Retraites: Réponse au professeur Saint-Etienne

Jean-Marie Harribey

Sud-Ouest Dimanche, 2 avril 1995

L’entretien accordé par le professeur Christian Saint-Etienne à Sud-Ouest Dimanche du 26 mars 1995 est habile parce que, derrière un fait d’évidence (la part des retraites dans le PIB), il énonce tous les poncifs servant à justifier le passage à un système par capitalisation, ne serait-ce que partiel. Peut-on faire remarquer qu’il contient plusieurs erreurs de raisonnement?

1. Les plus de 60 ans reçoivent 12,5% du PIB sous forme de prestations au titre des retraites par répartition et 4,5% au titre de la santé, soit les 17% indiqués par M. Saint-Etienne, mais il ne dit pas qu’ils représentent ... 20% de la population.

2. Quel que soit le système de retraite, les pensions représentent toujours une partie du produit national du moment et non pas une partie du produit national d’il y a 20 ou 30 ans disparu depuis longtemps. Le revenu national est un flux et non un stock. On ne finance donc jamais sa propre retraite. Il n’y a pas de congélateur de revenus. Un capital placé aujourd’hui ne grossira demain que si un travail est effectué demain. Où se situe la différence entre le système par répartition et celui par capitalisation? Le second système institue des droits de prélèvement sur le revenu national futur différents et donc plus inégaux selon les individus que le premier; l’accès à ces droits se faisant par le biais de capacités d’épargne différentes, les inégalités d’aujourd’hui préparant ou aggravant celles de demain.
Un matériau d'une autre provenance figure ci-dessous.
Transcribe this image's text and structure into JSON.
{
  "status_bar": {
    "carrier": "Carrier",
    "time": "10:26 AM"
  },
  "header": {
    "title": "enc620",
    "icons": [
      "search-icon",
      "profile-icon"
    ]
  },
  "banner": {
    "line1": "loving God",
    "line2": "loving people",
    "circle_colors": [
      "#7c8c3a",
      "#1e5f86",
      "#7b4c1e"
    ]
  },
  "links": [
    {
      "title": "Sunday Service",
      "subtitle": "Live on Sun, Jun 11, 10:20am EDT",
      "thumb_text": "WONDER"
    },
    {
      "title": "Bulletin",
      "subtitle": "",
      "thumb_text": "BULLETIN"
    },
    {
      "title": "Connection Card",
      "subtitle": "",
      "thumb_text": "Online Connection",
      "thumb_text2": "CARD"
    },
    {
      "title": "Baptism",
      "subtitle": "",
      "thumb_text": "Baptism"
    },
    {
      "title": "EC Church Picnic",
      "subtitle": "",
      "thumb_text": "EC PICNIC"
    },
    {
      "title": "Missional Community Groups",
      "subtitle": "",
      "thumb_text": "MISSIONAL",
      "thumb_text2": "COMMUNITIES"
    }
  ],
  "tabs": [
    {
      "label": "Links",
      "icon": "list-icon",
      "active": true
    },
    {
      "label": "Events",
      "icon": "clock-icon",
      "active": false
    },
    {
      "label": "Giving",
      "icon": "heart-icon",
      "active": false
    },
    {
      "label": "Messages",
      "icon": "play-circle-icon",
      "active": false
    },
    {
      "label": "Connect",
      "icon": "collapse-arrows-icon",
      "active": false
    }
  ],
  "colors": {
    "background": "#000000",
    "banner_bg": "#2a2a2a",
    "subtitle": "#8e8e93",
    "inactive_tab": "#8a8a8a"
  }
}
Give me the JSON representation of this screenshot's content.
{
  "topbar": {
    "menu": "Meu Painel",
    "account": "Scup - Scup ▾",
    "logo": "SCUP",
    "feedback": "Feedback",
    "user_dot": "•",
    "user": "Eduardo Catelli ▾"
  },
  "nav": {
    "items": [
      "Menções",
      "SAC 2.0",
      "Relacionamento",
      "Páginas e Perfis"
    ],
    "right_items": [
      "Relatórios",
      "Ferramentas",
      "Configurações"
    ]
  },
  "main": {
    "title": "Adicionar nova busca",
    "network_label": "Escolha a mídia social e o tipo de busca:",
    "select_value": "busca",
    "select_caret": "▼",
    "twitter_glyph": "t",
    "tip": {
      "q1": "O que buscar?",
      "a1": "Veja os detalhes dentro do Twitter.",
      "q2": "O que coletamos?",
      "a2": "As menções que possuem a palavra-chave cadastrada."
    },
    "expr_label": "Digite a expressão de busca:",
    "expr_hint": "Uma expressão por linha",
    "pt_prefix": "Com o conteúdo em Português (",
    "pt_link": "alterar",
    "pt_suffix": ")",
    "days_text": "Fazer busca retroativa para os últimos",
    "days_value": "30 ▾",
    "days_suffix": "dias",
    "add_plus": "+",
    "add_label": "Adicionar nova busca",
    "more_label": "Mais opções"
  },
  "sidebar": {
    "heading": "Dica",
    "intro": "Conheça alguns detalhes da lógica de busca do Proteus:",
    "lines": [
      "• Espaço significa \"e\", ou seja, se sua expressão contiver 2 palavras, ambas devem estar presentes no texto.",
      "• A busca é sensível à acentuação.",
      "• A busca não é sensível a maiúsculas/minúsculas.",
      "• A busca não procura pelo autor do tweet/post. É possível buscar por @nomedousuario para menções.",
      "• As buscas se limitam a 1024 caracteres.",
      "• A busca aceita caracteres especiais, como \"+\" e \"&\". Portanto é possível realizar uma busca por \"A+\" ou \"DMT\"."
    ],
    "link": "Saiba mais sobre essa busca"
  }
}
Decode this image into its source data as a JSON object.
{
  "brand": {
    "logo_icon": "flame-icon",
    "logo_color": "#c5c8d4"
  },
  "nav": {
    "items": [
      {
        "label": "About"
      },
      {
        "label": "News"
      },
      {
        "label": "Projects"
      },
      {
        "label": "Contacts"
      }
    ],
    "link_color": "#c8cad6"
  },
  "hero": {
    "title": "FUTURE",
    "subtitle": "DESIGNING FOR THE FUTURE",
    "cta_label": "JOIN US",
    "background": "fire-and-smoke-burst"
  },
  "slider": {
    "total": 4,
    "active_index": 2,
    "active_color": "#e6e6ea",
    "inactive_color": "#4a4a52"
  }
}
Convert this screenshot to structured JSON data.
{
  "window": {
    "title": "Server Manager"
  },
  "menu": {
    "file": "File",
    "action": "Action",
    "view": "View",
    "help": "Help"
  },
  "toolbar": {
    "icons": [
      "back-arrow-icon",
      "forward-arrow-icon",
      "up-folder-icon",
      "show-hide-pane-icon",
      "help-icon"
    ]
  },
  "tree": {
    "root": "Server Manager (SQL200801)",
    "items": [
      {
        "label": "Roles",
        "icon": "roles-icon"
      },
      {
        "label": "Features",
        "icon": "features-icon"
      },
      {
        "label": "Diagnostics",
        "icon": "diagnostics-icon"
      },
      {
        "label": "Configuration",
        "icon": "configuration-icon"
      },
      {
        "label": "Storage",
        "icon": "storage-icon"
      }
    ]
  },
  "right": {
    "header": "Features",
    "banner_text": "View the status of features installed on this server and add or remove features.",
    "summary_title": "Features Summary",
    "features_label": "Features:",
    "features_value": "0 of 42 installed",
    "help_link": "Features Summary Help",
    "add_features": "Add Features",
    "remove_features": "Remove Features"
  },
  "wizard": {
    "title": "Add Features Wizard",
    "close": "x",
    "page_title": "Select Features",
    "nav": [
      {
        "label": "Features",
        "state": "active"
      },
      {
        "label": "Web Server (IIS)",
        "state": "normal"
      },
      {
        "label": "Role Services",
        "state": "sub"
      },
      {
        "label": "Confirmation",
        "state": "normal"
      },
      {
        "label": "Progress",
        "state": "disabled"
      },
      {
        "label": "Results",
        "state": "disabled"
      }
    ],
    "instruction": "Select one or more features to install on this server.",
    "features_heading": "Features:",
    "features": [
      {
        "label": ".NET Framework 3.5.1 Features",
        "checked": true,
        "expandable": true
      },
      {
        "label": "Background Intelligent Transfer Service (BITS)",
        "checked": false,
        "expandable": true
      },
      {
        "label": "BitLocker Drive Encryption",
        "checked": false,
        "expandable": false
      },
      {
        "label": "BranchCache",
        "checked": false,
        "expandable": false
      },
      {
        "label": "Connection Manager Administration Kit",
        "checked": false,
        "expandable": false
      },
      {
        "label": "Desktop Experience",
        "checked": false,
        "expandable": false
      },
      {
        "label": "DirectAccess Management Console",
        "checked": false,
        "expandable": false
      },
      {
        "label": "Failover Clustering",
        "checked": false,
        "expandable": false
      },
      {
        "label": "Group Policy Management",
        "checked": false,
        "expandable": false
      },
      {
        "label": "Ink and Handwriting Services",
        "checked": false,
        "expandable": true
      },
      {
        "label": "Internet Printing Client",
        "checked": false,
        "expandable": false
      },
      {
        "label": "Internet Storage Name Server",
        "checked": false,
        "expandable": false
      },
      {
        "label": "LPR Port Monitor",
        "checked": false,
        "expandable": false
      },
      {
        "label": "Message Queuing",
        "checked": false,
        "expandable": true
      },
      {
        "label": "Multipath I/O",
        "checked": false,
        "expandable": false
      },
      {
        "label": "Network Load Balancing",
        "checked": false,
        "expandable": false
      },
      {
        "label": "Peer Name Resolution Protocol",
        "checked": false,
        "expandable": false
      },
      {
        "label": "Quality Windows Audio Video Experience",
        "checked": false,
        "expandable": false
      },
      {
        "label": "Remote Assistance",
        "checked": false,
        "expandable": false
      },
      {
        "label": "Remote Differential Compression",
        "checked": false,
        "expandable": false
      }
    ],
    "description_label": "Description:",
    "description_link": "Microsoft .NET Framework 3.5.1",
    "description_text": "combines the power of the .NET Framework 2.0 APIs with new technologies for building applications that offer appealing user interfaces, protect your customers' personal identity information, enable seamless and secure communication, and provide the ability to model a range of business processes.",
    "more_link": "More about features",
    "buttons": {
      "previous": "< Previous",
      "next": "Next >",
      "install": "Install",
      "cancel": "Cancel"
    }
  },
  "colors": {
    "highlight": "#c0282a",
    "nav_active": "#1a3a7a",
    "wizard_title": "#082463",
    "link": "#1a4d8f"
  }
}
En aucun cas ce système ne transgresse la règle élémentaire suivante: les actifs du moment font toujours vivre par leur activité productive les inactifs du moment, l’épargne d’aujourd’hui est utilisée à des fins productives dès aujourd’hui et sa récupération par les épargnants se fera sur le compte de la production de demain réalisée par les actifs de demain.

3. M. Saint-Etienne s’indigne des transferts inter-générationnels actuels et futurs et oppose tous les actifs d’aujourd’hui à tous les inactifs d’aujourd’hui et tous les actifs de demain à tous les inactifs de demain. Il raisonne en termes de revenu moyen des actifs et des inactifs. Or, qu’y a-t-il de commun entre le smicard actif et les directeurs actifs à 1 million de francs par mois? Par contre il y a beaucoup de ressemblances entre le smicard actif et le retraité ancien smicard d’un côté et entre le cadre supérieur actif et le retraité ancien cadre supérieur de l’autre. La modification des transferts à envisager n’est donc pas entre générations mais entre classes sociales. D’ailleurs deux contradictions de M. Saint-Etienne le prouvent. D’abord, il s’insurge contre les taux d’intérêt élevés. Mais qui bénéficie des hauts taux d’intérêt sinon les détenteurs de capitaux importants? Qui en pâtit? Certainement pas tous les actifs. Ensuite, ceux qui souscriraient à des fonds de pension dont M. Saint-Etienne se fait le partisan ne souhaiteraient qu’une chose: des taux d’intérêt élevés.

4. Comment ne pas s’étonner en lisant que M. Saint-Etienne critique les 12,5% du PIB que reçoivent aujourd’hui les retraités pour proposer qu’à l’avenir ...12% leur soient garantis pour 2/3 par répartition et 1/3 par capitalisation? Il n’y a qu’une seule explication: il souhaite que ceux qui aujourd’hui ont des revenus élevés continuent d’en jouir lorsqu’ils seront retraités. Là encore, deux contradictions. Que M. Saint-Etienne se rassure, ces catégories ont moins à craindre que les autres. Toutefois, qui peut assurer qu’à l’avenir les riches épargnants d’aujourd’hui ne verront pas leurs actifs dévalorisés soit par l’inflation, soit par des crises, soit parce que les nantis auraient du céder quelque chose face à la montée de la pauvreté et de la précarité?